There are a lot of different futures out there, most of which haven't even been imagined yet. But whatever lies in store for us, it will be good to keep in mind that humans aren't human without the rest of our biological family – especially our closest evolutionary partner, the dog. So, am I saying we need a nuclear war to save humanity? Surely not. Let's just say that for now, for me, the score is Apocalypse 1, Stephen Hawking 0.
The Middle Paleolithic period, 50,000-300,000 years ago, dates from the emergence of Homo sapiens, through its gradual replacement of the other surviving hominids, to the beginning of behavioral modernity: the emergence of language, art, religion, a wider variety of tools ... and the beginnings of a social relationship with canids.

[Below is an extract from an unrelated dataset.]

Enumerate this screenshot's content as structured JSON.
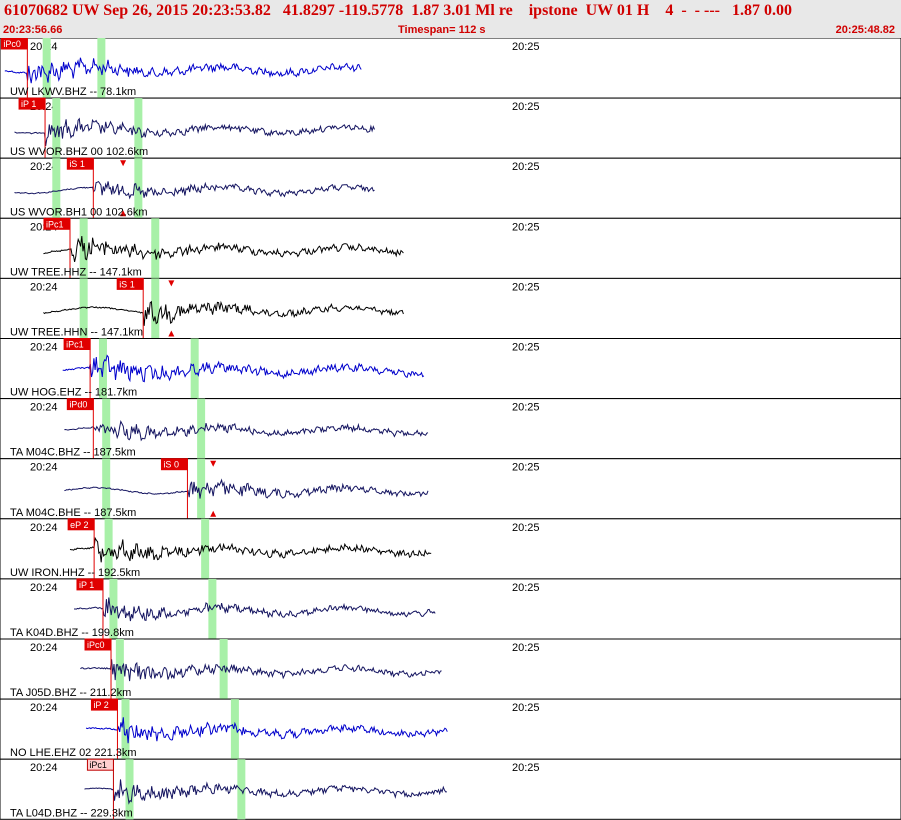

The Upper Paleolithic period, 10,000-50,000 years ago, is the age of hunter-gatherers, rapidly growing more sophisticated and cooperative. It's also the end of the Ice Age. The Last Glacial Maximum peaked out around 27,000 years ago, and a rapid thawing began 20,000 years ago, causing a 420-foot rise in sea levels, transforming the global environment, and leading to the Pleistocene extinction event that wiped out most large mammal species, and left two apex predators across most of the globe: humans and wolves.
The Neolithic period began about 10,000 years ago with farming and herding, which led to permanent communities, and eventually land ownership, nation-states, and space travel.

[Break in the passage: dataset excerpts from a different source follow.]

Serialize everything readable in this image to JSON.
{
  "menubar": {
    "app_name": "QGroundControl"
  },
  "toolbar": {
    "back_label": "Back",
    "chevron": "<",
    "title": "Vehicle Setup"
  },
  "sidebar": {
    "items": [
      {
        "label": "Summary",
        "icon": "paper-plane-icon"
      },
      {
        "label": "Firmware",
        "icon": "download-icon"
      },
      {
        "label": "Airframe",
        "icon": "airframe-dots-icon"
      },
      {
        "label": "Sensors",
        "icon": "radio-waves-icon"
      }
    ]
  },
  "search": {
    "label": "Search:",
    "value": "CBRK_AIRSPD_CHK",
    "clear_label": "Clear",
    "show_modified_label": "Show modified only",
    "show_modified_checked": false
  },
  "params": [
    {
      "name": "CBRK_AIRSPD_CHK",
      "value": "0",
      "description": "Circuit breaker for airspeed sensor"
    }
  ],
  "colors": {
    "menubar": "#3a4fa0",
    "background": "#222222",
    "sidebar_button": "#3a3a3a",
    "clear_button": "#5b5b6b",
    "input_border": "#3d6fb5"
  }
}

Canine psychology, largely neglected for most of the 20th century, has flourished in the past dozen years. Here are a few highlights:
Animals in Translation: Using the Mysteries of Autism to Decode Animal Behavior (Temple Grandin, Catherine Johnson, 2006). A seminal work in the new wave of animal psychology; all else follows from this.
Animals Make Us Human: Creating the Best Life for Animals (Temple Grandin, Catherine Johnson, 2010). They're not dumb beasts, but they don't think like us; we can all get along better if we understand that.

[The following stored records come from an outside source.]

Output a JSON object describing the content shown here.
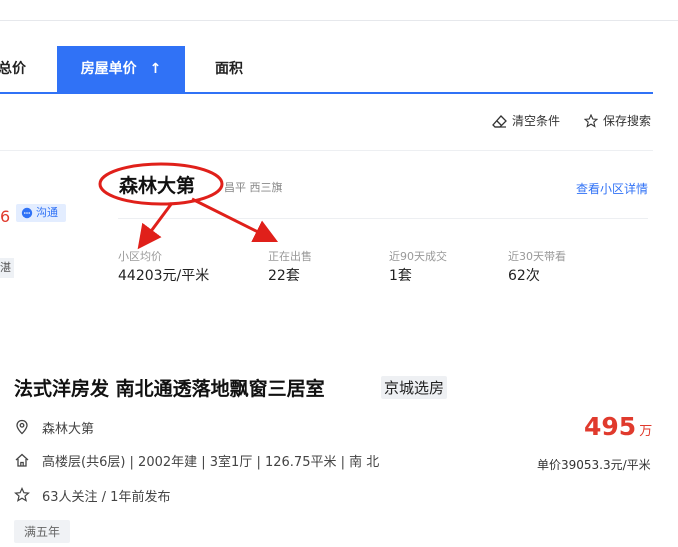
{
  "sort_bar": {
    "total_price": "总价",
    "unit_price": "房屋单价",
    "area": "面积"
  },
  "toolbar": {
    "clear": "清空条件",
    "save_search": "保存搜索"
  },
  "left_fragment": {
    "red_text": "6",
    "chat": "沟通",
    "tag": "湛"
  },
  "community": {
    "name": "森林大第",
    "district": "昌平 西三旗",
    "detail_link": "查看小区详情",
    "stats": [
      {
        "label": "小区均价",
        "value": "44203元/平米"
      },
      {
        "label": "正在出售",
        "value": "22套"
      },
      {
        "label": "近90天成交",
        "value": "1套"
      },
      {
        "label": "近30天带看",
        "value": "62次"
      }
    ]
  },
  "listing": {
    "title": "法式洋房发 南北通透落地飘窗三居室",
    "badge": "京城选房",
    "community": "森林大第",
    "house_info": "高楼层(共6层) | 2002年建 | 3室1厅 | 126.75平米 | 南 北",
    "follow_info": "63人关注 / 1年前发布",
    "total_price": "495",
    "total_unit": "万",
    "unit_price": "单价39053.3元/平米",
    "tag": "满五年"
  },
  "colors": {
    "accent": "#3072f6",
    "price_red": "#e03a2d",
    "annotation_red": "#e0201a"
  }
}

The Genius of Dogs: How Dogs Are Smarter Than You Think (Brian Hare, Vanessa Woods, 2013). Dogs aren't great at basic cognition tests, but they excel in reading human faces and verbal and nonverbal cues; they've adapted specifically to work with the most successful species around.
Inside of a Dog: What Dogs See, Smell, and Know (Alexandra Horowitz, 2009). Dogs seem to understand us pretty well, but the way they see the world is very different from the way we do. A lively mix of scientific data and personal observation of her own "two large, highly sniffy dogs."
Being a Dog: Following the Dog Into a World of Smell (Alexandra Horowitz, 2016). It's all about the nose: how they sniff, how they store odors, how they make sense of the world.
How the Dog Became the Dog: From Wolves to Our Best Friends (Mark Derr, 2011). Following the evolutionary past, Derr argues that the dog has been innate within canids since time immemorial.